The film, about two married assassins unaware of each other’s identity, buckles under the weight of:
A. Angelina Jolie’s acting. It’s not like Pitt didn’t stink up the joint — he barely dipped into his bag of tics to shuffle through this little conceit — but he comes off as Olivier next to her mannequantics. She really did deserve the Oscar for her performance in Girl, Interrupted, but it may be that she was merely mining her true personality structure. Since then, she’s admittedly chosen shoddy vehicles, but she has been shoddy in them; it’s hard to tell where her Lara Croft ends and the Craft action figure begins. (They’re both very waxy.) With her pneumatic features and impossibly long, tapered limbs, Jolie is always easy on the eyes in a way that invites the projection of all kinds of wisdom and wryness upon her. But since I don’t actively want to fuck her (critics who do vascillate between punishing her for it and grossly overlooking her limitations), I can’t help but observe how woodenly she preens for the camera. I challenge Jolie to hold a weapon without lowering her lids and pimping out her lips. And she is supposed to be Hollywood’s stock temptress these days — possibly because her breasts seem real. What dire, Dairy Queen days these are.
B. An interfering soundtrack. To the point where the movie would suddenly stop in its tracks and convert for the duration of a song into a music video. I am more stringent on this point than some, but I don’t think a film should ever take its cues from its music; it’s an awful cheat for conveying information or an emotional development. In Smith, I could close my eyes and known exactly when the fighting stopped and the lovin’ began. It was easier, actually; when I can see it, the flexing of Jolie’s lips educes a dying fish rather than a woman in love.

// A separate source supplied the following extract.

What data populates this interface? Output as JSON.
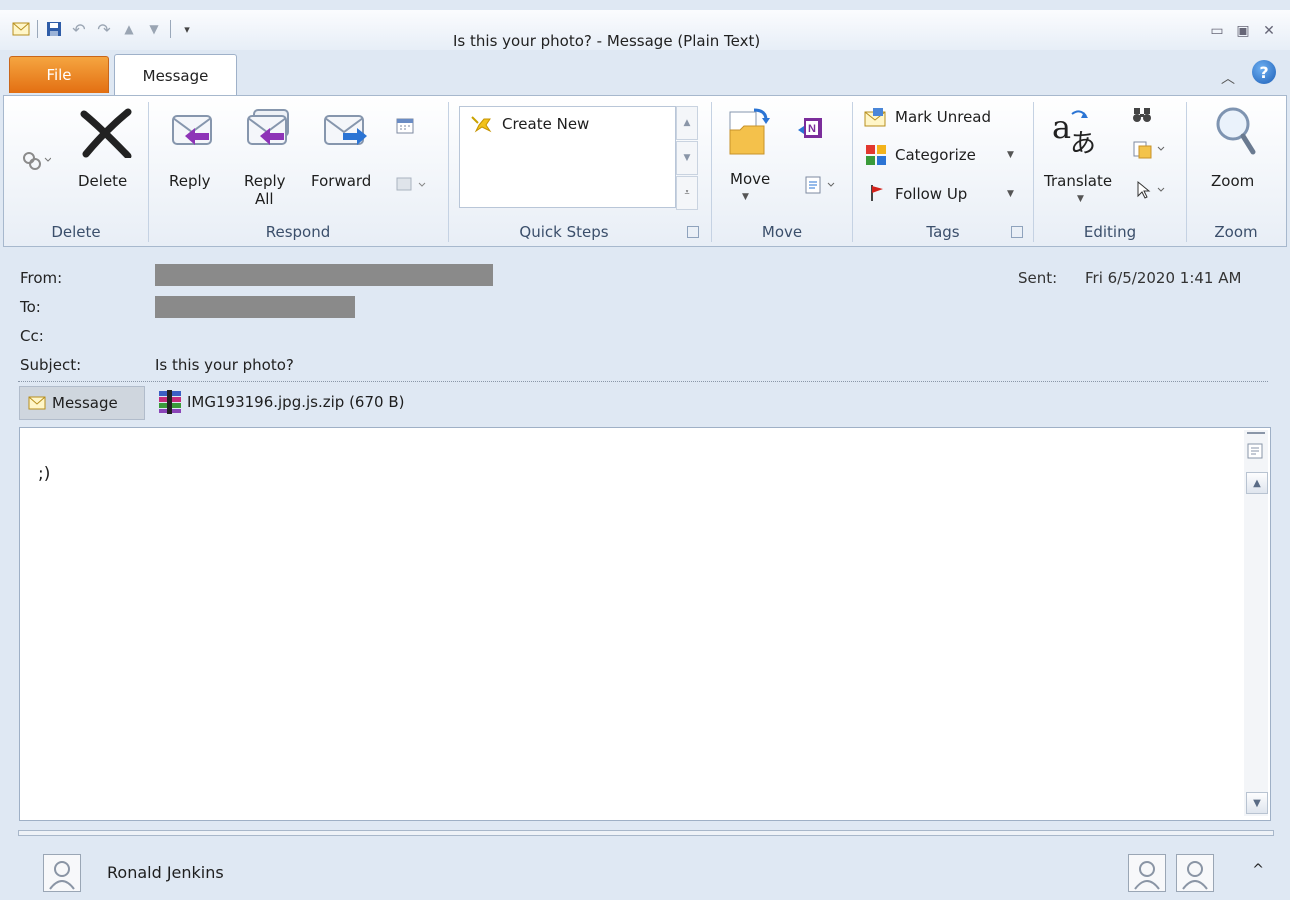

C. A too-many-cooks-in-the-kitchen script, which, as usual, robbed the film of any coherence. For example, why does it matter so much that two assassins live under one roof? And does it really matter so much that an entire army of assassins would be sent out to kill them? And where do the two place on the assassin food chain? Why don’t they experience any fallout from being assassins? Who contracts them? And why if they are so smart do they never figure out each other’s identity, especially since they’re in the same field? Did the script-writing sessions take place in the kind of sweaty sensory deprivation tanks that Michael Jackson’s jurors must currently be beating their heads against? The script would have benefited from either better developed gags or higher stakes. (With The Bourne Identity and Swingers under his belt, director Douglas Liman certainly has both a better action movie and comedy in him.) It would have benefited, in other words, from a committment rather than a story-by-consensus. As it was, what should have been the climatic ending just about dribbled to a stop.
The best thing about this film is the Smiths’ kitchen, all steel and marble and (naturally) very good knives. Maybe the Iron Chef would have spiced things up. We would have needed Vincent Vaughn moonlighting as a homicidal momma’s boy to make it worse. Doh.